I was once radiant and full of hope, and now I am clawing my way back to that.

“Remember at The Firehouse Restaurant, when you told me one of the things you loved most about me was my optimistic outlook on the world?”

“I do.”

“You broke that in me, Porter.” I let my finally chosen words hang in the air.

“Cal-lee, I . . .” Porter stutters and steps back with my blow.

“No. Now I have the floor.” I have waited for this comeuppance, and I am not going to get it wrong, or soften my words to save Porter’s feelings.

“My best trait is the one you took away. You took your gift for football, and you built a career, but my greatest talent, seeing the best in people, in situations, and in myself . . . you shattered. You injured not just my heart, but more importantly and indelibly, my essence.”

“Cal-lee. I don’t know what to say.” Porter’s moist, pleading eyes match mine. “Let’s go somewhere more private to talk about this.”

“No. I don’t want to.” I have to keep my nerve.

“For too long after you disappeared, I tortured myself with all the questions of what I did wrong, where we went wrong. That turned into doubting myself when I should have been my biggest cheerleader. Instead, and I’m not proud of this, because I got you so wrong, I lost confidence that I’d get anything right.

I think I married Thomas because being with a doctor had worked out for my mother, so maybe it would work out for me.

I gave up on my company, Milk, at the first hiccup.

I leaned into my sons’ lives rather than into my own because theirs seemed more promising than mine.

” I blink twice to hold back an escaping tear.

Head bowed, Porter whispers, “You weren’t wrong about me.”

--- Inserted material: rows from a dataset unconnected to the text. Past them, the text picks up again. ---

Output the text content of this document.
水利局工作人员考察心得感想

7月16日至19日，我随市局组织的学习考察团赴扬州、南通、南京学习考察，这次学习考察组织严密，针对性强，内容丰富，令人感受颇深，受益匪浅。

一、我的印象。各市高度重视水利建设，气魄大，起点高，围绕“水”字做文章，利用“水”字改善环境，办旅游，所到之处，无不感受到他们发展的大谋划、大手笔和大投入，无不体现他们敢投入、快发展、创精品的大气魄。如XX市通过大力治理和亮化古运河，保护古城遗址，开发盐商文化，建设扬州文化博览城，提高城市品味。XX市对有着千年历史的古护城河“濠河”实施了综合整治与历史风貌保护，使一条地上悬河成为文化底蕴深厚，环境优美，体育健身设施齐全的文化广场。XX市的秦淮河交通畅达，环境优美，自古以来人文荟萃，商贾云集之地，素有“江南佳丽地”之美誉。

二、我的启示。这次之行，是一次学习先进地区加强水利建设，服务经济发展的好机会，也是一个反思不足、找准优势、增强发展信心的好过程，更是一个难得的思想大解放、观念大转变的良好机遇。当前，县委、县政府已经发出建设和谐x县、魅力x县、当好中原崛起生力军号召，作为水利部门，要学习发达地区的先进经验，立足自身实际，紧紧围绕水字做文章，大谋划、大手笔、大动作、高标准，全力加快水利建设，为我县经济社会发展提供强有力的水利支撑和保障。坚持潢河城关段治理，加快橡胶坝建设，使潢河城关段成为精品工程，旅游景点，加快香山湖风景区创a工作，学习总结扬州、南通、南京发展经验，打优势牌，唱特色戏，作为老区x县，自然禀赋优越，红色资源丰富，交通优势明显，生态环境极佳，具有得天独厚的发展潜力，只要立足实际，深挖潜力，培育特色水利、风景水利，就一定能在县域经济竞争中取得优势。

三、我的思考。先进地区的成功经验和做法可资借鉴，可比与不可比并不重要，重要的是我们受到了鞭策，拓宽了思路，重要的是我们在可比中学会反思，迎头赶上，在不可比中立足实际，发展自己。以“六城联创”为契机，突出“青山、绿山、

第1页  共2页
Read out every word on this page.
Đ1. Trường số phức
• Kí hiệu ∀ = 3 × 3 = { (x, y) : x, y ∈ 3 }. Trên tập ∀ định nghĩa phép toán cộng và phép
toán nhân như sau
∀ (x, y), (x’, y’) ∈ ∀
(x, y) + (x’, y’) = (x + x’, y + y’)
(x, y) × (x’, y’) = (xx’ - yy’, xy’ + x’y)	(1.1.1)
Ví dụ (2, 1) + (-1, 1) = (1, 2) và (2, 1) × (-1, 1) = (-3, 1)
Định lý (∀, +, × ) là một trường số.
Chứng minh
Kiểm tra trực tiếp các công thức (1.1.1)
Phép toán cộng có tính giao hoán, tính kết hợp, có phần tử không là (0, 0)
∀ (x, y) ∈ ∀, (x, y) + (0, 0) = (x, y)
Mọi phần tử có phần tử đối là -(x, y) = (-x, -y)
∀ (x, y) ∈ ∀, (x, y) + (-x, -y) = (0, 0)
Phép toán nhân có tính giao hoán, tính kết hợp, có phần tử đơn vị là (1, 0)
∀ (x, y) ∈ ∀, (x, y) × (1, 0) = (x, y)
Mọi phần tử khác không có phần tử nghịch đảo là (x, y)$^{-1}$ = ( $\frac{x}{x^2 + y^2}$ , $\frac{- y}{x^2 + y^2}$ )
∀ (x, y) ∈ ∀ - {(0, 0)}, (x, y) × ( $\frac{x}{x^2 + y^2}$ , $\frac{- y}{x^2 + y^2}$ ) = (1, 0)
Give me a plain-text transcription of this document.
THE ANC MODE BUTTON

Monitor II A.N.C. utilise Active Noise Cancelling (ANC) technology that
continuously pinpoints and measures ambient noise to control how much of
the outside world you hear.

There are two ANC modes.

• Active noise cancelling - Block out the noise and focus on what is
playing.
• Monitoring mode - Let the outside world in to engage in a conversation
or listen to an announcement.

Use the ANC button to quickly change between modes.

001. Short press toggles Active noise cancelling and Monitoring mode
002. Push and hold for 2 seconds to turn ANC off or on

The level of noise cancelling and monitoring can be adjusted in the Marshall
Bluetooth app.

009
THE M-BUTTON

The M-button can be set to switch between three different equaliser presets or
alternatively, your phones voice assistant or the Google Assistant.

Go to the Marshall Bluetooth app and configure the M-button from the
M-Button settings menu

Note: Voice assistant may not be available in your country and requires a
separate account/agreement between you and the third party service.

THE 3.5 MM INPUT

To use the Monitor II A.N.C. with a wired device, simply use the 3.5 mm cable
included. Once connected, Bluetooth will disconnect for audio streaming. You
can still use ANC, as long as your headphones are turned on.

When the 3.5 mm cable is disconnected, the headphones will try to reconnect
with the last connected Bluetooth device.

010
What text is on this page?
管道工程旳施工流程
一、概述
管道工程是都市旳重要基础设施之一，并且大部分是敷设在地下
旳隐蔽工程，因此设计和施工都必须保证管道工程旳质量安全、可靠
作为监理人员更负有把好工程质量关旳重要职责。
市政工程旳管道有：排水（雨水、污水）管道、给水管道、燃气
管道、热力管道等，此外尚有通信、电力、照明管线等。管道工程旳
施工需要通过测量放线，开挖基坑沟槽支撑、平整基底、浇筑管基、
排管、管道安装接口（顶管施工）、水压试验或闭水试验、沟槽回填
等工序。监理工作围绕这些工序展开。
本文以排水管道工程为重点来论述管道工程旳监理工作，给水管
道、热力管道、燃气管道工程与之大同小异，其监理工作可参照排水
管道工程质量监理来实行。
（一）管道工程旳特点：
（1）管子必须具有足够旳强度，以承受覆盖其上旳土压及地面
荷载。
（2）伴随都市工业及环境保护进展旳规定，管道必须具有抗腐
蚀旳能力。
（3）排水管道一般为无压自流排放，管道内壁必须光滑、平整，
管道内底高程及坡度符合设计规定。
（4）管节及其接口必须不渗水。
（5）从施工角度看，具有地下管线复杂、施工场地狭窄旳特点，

“Well, you made sure there was no way for me to know that. When Thomas left me, it was hard, but at least when he left, he left me with reasons. When you disappeared without even a goodbye, you left me with this agonizing self-speculation, which is way worse. I don’t think I was truly able to get myself together and have faith in my instincts until John was born.

He brought back all that is amazing and possible in the world.

John gave me that second chance, but the problem still was that I only saw possibilities in my boys. Not in me. Until recently.”

“Callie, I am sorry. I never meant to hurt you like that. You have to know that wasn’t my intention.”

Even with all the years that have passed and the reasons he shared, I’m not letting Porter off the hook. “I know you didn’t. But you did.”

Porter drops his hand clasped with mine and steps away from me on the dance floor. Maybe I’ve said too much and he’s ready to walk away, but I feel free of the thoughts that have rattled around in the recesses of my mind, so whatever Porter needs to do is fine. I’ve said what I’ve needed to say.

“I flew here to ask one question.”

“You can have more than one, Porter.”

“Don’t need it.” Of course he doesn’t.

“Callie, when we get home, is there any way you would be open to giving us a second chance?”

“Porter, I’m already home.”

If ads affect your reading experience, click here to remove ads on this page.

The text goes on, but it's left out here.